Congress doesn't have only lawmaking powers; it also has the power of oversight, and it should wield it to prod HHS towards action. For one, we need penalties and disincentives for information blocking ASAP. It's been three months since the info blocking provisions reached their full effect—and nearly three years since the rules were finalized—yet HHS has not defined any disincentives for providers and the HHS OIG has not finalized its proposed penalties. Congress should ensure they act quickly.

Secondly, electronic prior authorization is in the news thanks to CMS' recent proposed rule. However, HHS' current rules hamstring interoperability by requiring payers to exchange referral and authorization information using the X12 278 standard, which relies on point-to-point interfaces and for which the adoption rate has been disappointing. The proposed rule will not fix this problem. While I recognize that APIs for electronic prior authorization are still maturing, HHS should update its rules to allow for an API-based exchange standard, and Congress should lean on it to do so quickly.

PI for post-acute

Federal funding spurred an enormous wave of digitization in healthcare beginning in 2009, and the government continues to issue incentive payments and penalties for interoperability-related objectives. The current system, though, only applies to acute care and ambulatory providers. We need to close this gap.

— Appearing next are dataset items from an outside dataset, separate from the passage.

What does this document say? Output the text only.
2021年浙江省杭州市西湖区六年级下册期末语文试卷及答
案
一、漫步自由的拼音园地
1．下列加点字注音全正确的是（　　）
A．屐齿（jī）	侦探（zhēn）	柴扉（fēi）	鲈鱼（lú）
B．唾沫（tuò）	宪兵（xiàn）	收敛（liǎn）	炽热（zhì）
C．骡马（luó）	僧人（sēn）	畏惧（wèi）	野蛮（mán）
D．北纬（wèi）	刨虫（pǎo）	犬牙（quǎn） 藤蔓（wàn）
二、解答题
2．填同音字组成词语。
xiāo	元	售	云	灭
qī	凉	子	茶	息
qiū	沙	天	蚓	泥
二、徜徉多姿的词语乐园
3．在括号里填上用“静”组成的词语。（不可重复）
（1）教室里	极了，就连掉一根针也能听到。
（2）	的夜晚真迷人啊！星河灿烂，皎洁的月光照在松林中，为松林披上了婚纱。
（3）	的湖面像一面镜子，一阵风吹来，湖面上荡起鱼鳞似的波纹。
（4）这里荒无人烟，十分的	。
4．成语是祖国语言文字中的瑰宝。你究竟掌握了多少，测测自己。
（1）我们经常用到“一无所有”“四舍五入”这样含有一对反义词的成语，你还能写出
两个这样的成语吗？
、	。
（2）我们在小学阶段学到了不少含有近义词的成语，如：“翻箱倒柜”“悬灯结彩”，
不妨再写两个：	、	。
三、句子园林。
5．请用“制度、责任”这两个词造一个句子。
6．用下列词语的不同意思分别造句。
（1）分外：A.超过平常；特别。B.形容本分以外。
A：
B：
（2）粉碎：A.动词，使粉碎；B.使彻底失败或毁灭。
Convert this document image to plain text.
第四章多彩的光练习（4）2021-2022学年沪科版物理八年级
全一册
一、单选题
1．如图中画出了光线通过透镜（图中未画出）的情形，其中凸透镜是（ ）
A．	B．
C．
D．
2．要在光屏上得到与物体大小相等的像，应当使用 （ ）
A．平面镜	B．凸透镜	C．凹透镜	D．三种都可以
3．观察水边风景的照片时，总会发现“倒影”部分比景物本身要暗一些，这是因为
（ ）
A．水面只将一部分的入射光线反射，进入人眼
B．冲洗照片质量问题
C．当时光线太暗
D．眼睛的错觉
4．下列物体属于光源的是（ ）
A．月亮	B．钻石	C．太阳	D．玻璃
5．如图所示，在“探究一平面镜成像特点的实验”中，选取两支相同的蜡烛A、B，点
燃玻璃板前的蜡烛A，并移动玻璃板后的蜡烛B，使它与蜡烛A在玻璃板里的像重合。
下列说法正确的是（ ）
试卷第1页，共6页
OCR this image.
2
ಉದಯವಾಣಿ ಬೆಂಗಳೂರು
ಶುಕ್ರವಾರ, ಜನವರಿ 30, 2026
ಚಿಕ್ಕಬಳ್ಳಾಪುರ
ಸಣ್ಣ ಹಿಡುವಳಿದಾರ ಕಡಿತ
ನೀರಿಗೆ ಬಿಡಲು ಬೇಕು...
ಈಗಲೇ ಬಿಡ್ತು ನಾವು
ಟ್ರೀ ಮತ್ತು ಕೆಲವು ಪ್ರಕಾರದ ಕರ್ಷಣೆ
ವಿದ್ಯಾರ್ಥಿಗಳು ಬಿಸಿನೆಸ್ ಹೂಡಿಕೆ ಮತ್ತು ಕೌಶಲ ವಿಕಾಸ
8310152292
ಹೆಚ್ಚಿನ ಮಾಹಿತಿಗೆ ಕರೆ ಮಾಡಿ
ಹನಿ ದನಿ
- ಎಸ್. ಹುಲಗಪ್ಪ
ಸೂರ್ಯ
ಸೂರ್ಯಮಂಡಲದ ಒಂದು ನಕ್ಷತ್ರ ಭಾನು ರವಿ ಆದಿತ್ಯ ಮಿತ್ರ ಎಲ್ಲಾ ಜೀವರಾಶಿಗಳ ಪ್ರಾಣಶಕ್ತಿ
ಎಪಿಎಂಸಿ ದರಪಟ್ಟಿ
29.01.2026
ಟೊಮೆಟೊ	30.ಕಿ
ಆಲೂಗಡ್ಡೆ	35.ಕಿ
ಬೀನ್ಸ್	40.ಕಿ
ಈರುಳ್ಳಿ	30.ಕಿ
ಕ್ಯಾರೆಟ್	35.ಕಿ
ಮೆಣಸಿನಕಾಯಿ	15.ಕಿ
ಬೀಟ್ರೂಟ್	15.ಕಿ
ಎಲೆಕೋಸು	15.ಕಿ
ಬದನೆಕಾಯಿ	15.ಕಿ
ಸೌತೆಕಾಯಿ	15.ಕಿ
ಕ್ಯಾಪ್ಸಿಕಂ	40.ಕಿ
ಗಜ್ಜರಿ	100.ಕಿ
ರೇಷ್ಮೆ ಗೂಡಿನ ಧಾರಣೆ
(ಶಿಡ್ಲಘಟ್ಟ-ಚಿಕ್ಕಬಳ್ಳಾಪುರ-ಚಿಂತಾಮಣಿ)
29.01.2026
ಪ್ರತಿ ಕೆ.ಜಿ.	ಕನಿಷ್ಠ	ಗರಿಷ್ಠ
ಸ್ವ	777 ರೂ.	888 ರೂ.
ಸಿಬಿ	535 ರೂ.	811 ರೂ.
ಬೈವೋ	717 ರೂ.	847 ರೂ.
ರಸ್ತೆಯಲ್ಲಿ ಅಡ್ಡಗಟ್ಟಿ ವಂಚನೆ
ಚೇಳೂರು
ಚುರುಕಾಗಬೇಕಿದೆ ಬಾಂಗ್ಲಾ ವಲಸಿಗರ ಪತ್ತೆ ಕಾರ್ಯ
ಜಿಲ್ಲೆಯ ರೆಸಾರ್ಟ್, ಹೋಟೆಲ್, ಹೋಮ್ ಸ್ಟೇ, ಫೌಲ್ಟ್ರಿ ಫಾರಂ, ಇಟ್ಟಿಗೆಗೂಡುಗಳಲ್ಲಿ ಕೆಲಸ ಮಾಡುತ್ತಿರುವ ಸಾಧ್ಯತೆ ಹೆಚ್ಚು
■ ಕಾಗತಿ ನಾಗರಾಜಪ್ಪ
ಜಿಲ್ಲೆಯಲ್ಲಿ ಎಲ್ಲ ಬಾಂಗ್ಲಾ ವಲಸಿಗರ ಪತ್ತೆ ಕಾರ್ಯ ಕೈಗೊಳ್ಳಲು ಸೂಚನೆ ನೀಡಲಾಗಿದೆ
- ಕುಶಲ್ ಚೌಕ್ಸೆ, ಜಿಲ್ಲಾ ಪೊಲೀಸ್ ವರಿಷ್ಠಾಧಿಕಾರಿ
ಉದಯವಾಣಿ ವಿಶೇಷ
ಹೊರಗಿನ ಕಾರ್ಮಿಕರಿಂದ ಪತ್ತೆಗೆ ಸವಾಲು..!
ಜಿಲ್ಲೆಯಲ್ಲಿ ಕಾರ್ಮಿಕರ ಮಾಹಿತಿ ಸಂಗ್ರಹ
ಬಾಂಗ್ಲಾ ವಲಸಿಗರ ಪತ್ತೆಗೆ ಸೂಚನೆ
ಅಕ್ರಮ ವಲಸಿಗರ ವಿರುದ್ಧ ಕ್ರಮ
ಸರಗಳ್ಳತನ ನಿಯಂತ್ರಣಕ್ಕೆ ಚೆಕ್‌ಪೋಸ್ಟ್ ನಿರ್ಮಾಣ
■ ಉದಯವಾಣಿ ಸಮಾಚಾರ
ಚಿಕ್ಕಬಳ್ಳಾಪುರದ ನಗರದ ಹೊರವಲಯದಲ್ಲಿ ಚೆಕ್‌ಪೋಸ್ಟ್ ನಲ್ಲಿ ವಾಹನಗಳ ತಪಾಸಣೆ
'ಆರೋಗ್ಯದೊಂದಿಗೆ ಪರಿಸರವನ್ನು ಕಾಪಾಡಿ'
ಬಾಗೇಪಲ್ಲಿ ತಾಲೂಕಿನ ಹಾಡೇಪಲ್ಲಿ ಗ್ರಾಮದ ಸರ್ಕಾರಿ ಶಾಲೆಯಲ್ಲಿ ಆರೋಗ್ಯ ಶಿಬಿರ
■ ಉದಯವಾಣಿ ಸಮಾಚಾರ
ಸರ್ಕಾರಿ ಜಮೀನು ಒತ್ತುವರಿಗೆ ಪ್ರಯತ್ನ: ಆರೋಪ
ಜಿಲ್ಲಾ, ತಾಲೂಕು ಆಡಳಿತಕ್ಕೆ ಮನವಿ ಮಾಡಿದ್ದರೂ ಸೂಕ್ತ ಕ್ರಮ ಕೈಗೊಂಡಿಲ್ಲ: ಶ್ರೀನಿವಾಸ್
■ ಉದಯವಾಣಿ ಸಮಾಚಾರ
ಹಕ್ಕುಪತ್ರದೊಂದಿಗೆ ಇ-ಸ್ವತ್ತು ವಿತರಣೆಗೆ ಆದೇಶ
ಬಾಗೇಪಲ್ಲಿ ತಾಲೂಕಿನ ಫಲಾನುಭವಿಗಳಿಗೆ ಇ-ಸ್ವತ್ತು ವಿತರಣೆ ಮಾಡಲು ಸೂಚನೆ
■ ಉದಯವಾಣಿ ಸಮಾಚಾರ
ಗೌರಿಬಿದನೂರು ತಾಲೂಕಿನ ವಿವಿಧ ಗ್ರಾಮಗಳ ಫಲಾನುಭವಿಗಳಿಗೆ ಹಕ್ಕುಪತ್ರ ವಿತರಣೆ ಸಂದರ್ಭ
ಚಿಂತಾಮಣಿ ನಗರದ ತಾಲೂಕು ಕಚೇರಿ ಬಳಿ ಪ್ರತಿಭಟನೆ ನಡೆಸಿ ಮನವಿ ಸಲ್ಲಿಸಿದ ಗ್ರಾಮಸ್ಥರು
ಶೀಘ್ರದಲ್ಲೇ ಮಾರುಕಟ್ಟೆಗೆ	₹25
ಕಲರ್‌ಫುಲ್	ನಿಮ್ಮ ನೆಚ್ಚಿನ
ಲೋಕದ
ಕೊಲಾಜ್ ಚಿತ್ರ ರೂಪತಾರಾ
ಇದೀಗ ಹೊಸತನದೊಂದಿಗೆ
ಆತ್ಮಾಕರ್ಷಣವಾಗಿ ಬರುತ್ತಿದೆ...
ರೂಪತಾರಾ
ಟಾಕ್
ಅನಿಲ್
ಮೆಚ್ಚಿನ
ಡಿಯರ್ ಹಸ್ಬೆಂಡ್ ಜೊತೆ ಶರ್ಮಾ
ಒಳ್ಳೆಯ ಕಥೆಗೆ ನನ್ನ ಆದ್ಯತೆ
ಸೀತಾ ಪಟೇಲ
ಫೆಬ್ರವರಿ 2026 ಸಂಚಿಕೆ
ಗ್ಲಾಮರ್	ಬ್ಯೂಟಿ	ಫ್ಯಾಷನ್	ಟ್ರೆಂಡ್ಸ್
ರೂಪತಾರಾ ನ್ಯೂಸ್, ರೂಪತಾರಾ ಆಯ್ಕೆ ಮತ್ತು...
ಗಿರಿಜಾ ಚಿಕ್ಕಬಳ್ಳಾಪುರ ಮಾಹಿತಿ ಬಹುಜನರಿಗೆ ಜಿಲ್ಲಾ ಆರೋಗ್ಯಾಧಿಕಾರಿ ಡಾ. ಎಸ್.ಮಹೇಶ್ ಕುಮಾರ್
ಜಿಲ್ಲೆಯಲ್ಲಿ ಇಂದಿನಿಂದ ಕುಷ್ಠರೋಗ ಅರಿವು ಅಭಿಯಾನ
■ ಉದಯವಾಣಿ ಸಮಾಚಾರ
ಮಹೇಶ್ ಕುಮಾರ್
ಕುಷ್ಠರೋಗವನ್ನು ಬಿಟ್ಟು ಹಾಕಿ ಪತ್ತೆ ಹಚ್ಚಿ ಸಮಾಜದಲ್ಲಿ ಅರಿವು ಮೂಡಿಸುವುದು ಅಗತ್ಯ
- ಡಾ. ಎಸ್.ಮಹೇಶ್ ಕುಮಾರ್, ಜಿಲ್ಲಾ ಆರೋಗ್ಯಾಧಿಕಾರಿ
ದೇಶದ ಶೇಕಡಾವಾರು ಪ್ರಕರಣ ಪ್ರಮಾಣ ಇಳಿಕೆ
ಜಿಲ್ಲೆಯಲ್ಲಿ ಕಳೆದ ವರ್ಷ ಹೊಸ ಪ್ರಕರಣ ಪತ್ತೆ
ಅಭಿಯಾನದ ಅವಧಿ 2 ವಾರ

Congress should allocate funds to HHS to establish a version of Promoting Interoperability for post-acute care providers such as home health, hospice, and skilled nursing facilities. I fully acknowledge that this won't be easy or cheap, but it's nonetheless necessary. We don't have to duplicate the initial Meaningful Use program; I would advocate for introducing penalties sooner and holding providers accountable to interoperability measurements from the get-go. Additionally, I strongly believe any such program should be paid for in full, rather than adding to our already massive national debt. But we can't allow for HHS to focus on only part of the healthcare continuum. As patients, we deserve stronger interoperability among all care providers.